National

Australia accepts Eiken certificate as proof of English ability

by Mami Maruko

Staff Writer

Holders of an Eiken English language certificate can now apply for admission to hundreds of high schools across Australia.

The arrangement follows an agreement between the Tokyo-based Eiken Foundation of Japan and the Australian Embassy, as part of ongoing efforts to encourage Japanese high school students to study abroad.

Schools in the state of Queensland began accepting Eiken at the start of the year, but recognition has since spread nationwide.

“We hope this will partly address declining numbers of students studying abroad,” said Eimei Minagawa, Eiken public relations and marketing manager.

The idea is to assist “the Japanese government’s plan in the next six years to double the number of students studying abroad — from around 60,000 to 120,000,” he added.

Eiken is one of Japan’s most popular English exams, with 2.3 million people taking it every year.
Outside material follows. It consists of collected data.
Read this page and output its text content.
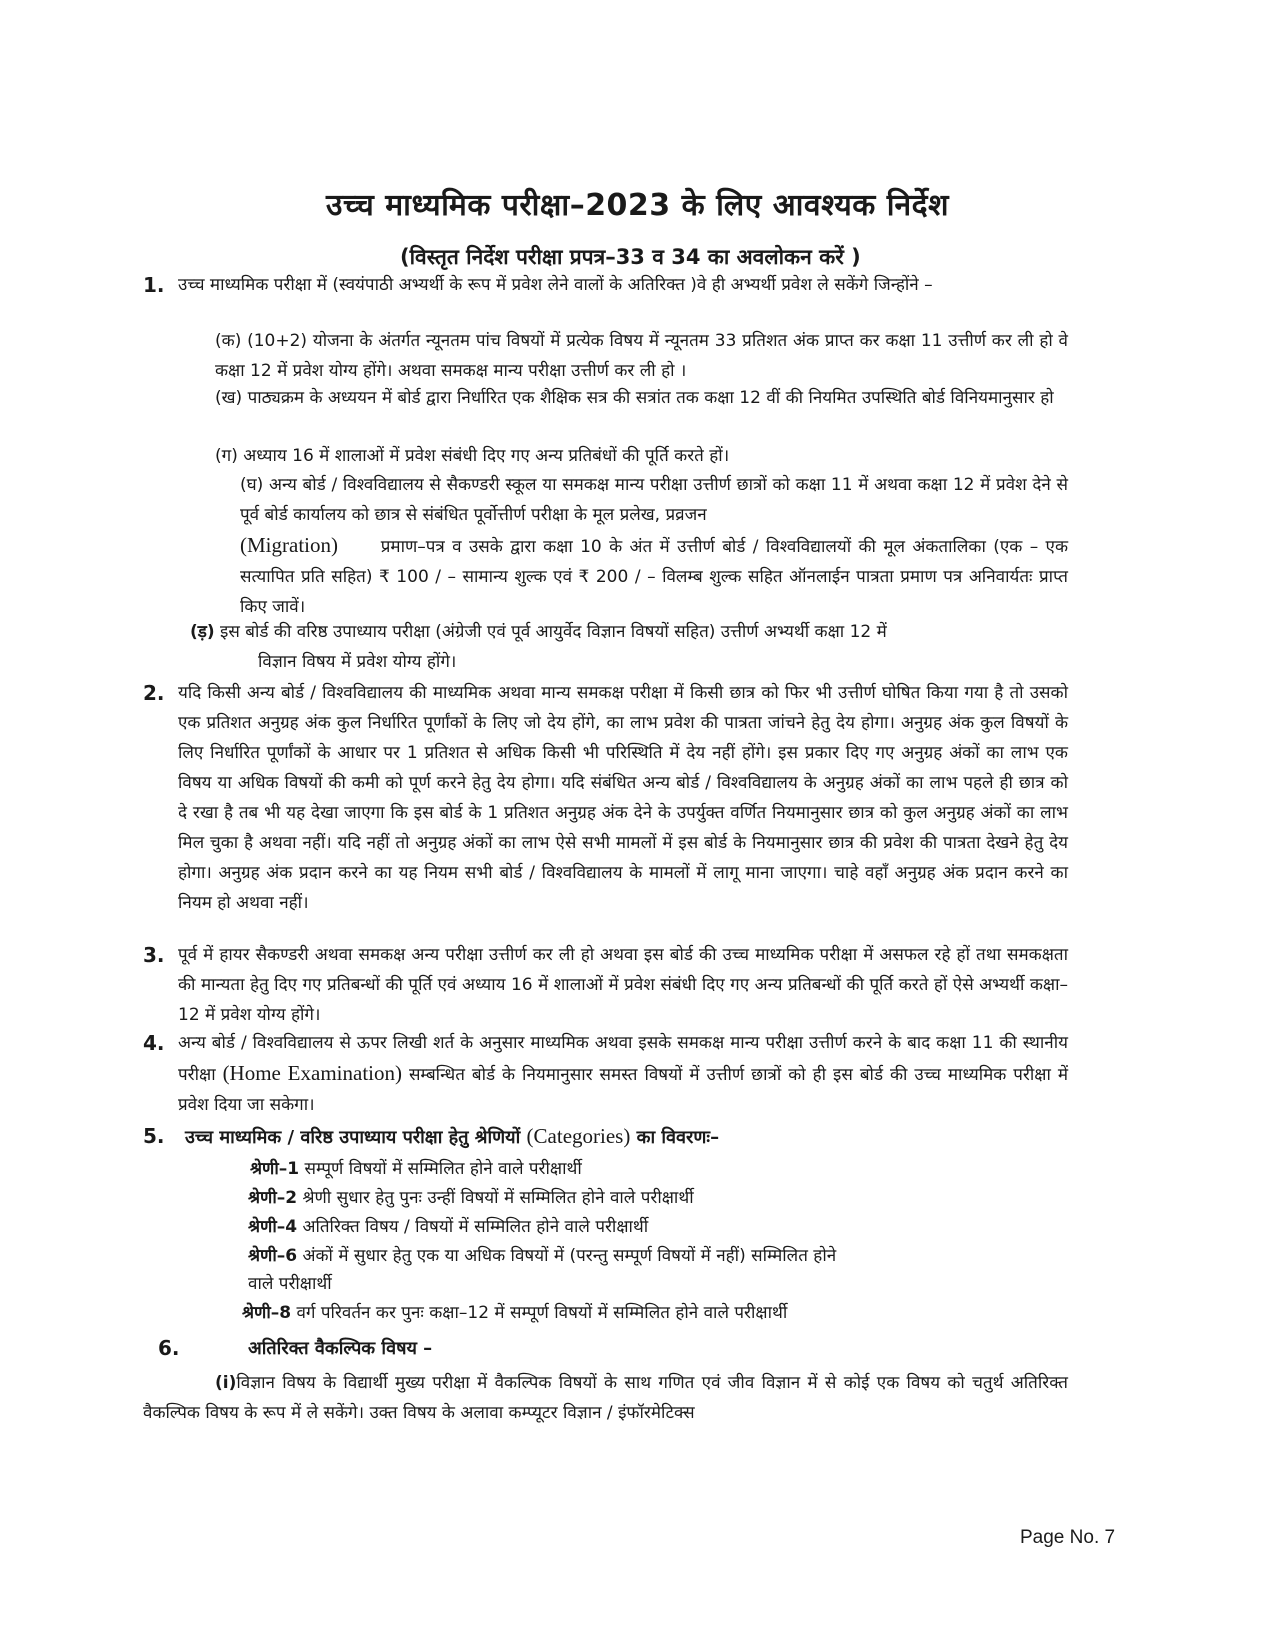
उच्च माध्यमिक परीक्षा–2023 के लिए आवश्यक निर्देश
(विस्तृत निर्देश परीक्षा प्रपत्र–33 व 34 का अवलोकन करें )
1. उच्च माध्यमिक परीक्षा में (स्वयंपाठी अभ्यर्थी के रूप में प्रवेश लेने वालों के अतिरिक्त )वे ही अभ्यर्थी प्रवेश ले सकेंगे जिन्होंने –
(क) (10+2) योजना के अंतर्गत न्यूनतम पांच विषयों में प्रत्येक विषय में न्यूनतम 33 प्रतिशत अंक प्राप्त कर कक्षा 11 उत्तीर्ण कर ली हो वे कक्षा 12 में प्रवेश योग्य होंगे। अथवा समकक्ष मान्य परीक्षा उत्तीर्ण कर ली हो ।
(ख) पाठ्यक्रम के अध्ययन में बोर्ड द्वारा निर्धारित एक शैक्षिक सत्र की सत्रांत तक कक्षा 12 वीं की नियमित उपस्थिति बोर्ड विनियमानुसार हो
(ग) अध्याय 16 में शालाओं में प्रवेश संबंधी दिए गए अन्य प्रतिबंधों की पूर्ति करते हों।
(घ) अन्य बोर्ड / विश्वविद्यालय से सैकण्डरी स्कूल या समकक्ष मान्य परीक्षा उत्तीर्ण छात्रों को कक्षा 11 में अथवा कक्षा 12 में प्रवेश देने से पूर्व बोर्ड कार्यालय को छात्र से संबंधित पूर्वोत्तीर्ण परीक्षा के मूल प्रलेख, प्रव्रजन
(Migration)	प्रमाण–पत्र व उसके द्वारा कक्षा 10 के अंत में उत्तीर्ण बोर्ड / विश्वविद्यालयों की मूल अंकतालिका (एक – एक सत्यापित प्रति सहित) ₹ 100 / – सामान्य शुल्क एवं ₹ 200 / – विलम्ब शुल्क सहित ऑनलाईन पात्रता प्रमाण पत्र अनिवार्यतः प्राप्त किए जावें।
(ड़) इस बोर्ड की वरिष्ठ उपाध्याय परीक्षा (अंग्रेजी एवं पूर्व आयुर्वेद विज्ञान विषयों सहित) उत्तीर्ण अभ्यर्थी कक्षा 12 में
विज्ञान विषय में प्रवेश योग्य होंगे।
2. यदि किसी अन्य बोर्ड / विश्वविद्यालय की माध्यमिक अथवा मान्य समकक्ष परीक्षा में किसी छात्र को फिर भी उत्तीर्ण घोषित किया गया है तो उसको एक प्रतिशत अनुग्रह अंक कुल निर्धारित पूर्णांकों के लिए जो देय होंगे, का लाभ प्रवेश की पात्रता जांचने हेतु देय होगा। अनुग्रह अंक कुल विषयों के लिए निर्धारित पूर्णांकों के आधार पर 1 प्रतिशत से अधिक किसी भी परिस्थिति में देय नहीं होंगे। इस प्रकार दिए गए अनुग्रह अंकों का लाभ एक विषय या अधिक विषयों की कमी को पूर्ण करने हेतु देय होगा। यदि संबंधित अन्य बोर्ड / विश्वविद्यालय के अनुग्रह अंकों का लाभ पहले ही छात्र को दे रखा है तब भी यह देखा जाएगा कि इस बोर्ड के 1 प्रतिशत अनुग्रह अंक देने के उपर्युक्त वर्णित नियमानुसार छात्र को कुल अनुग्रह अंकों का लाभ मिल चुका है अथवा नहीं। यदि नहीं तो अनुग्रह अंकों का लाभ ऐसे सभी मामलों में इस बोर्ड के नियमानुसार छात्र की प्रवेश की पात्रता देखने हेतु देय होगा। अनुग्रह अंक प्रदान करने का यह नियम सभी बोर्ड / विश्वविद्यालय के मामलों में लागू माना जाएगा। चाहे वहाँ अनुग्रह अंक प्रदान करने का नियम हो अथवा नहीं।
3. पूर्व में हायर सैकण्डरी अथवा समकक्ष अन्य परीक्षा उत्तीर्ण कर ली हो अथवा इस बोर्ड की उच्च माध्यमिक परीक्षा में असफल रहे हों तथा समकक्षता की मान्यता हेतु दिए गए प्रतिबन्धों की पूर्ति एवं अध्याय 16 में शालाओं में प्रवेश संबंधी दिए गए अन्य प्रतिबन्धों की पूर्ति करते हों ऐसे अभ्यर्थी कक्षा–12 में प्रवेश योग्य होंगे।
4. अन्य बोर्ड / विश्वविद्यालय से ऊपर लिखी शर्त के अनुसार माध्यमिक अथवा इसके समकक्ष मान्य परीक्षा उत्तीर्ण करने के बाद कक्षा 11 की स्थानीय परीक्षा (Home Examination) सम्बन्धित बोर्ड के नियमानुसार समस्त विषयों में उत्तीर्ण छात्रों को ही इस बोर्ड की उच्च माध्यमिक परीक्षा में प्रवेश दिया जा सकेगा।
5. उच्च माध्यमिक / वरिष्ठ उपाध्याय परीक्षा हेतु श्रेणियों (Categories) का विवरणः–
श्रेणी–1 सम्पूर्ण विषयों में सम्मिलित होने वाले परीक्षार्थी
श्रेणी–2 श्रेणी सुधार हेतु पुनः उन्हीं विषयों में सम्मिलित होने वाले परीक्षार्थी
श्रेणी–4 अतिरिक्त विषय / विषयों में सम्मिलित होने वाले परीक्षार्थी
श्रेणी–6 अंकों में सुधार हेतु एक या अधिक विषयों में (परन्तु सम्पूर्ण विषयों में नहीं) सम्मिलित होने
वाले परीक्षार्थी
श्रेणी–8 वर्ग परिवर्तन कर पुनः कक्षा–12 में सम्पूर्ण विषयों में सम्मिलित होने वाले परीक्षार्थी
6.	अतिरिक्त वैकल्पिक विषय –
(i)विज्ञान विषय के विद्यार्थी मुख्य परीक्षा में वैकल्पिक विषयों के साथ गणित एवं जीव विज्ञान में से कोई एक विषय को चतुर्थ अतिरिक्त वैकल्पिक विषय के रूप में ले सकेंगे। उक्त विषय के अलावा कम्प्यूटर विज्ञान / इंफॉरमेटिक्स
Page No. 7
They range from elementary school students to the elderly, although most are junior high and high school students.

Last year, some 150,000 people passed it at or above the level known as Grade Pre-2.

“Many of them would be (suitable) candidates to study abroad,” Minagawa said.

The Eiken evaluates applicants with seven grades, starting with Grade 5 at the bottom to Grade 1 — a level that requires considerable proficiency in English idioms and nuance.

Although Eiken is well known across Japan, it has a low profile overseas, Minagawa said.

The most widely used English-proficiency exam in the world is the Test of English as a Foreign Language, or TOEFL, which debuted in 1964. It remains popular in Japan as a certificate for students whose aim is to study abroad.

Others include the Test of English for International Communication (TOEIC) and the International English Language Testing System (IELTS).

Eiken now stands among them.

Since 2004, Eiken has been recognized for admission to about 400 universities and vocational schools in Australia, U.S. and Canada, but among non-participating institutions, particularly high schools, it had little recognition.

“We hope this will see the test spread more among other countries, and thus become widely accepted as an international certificate,” he said.

Students considering a high school education in Australia will need Eiken Grade Pre-2 for first-year study, and Grade 2 to enter the second year. In all, 533 schools will recognize it.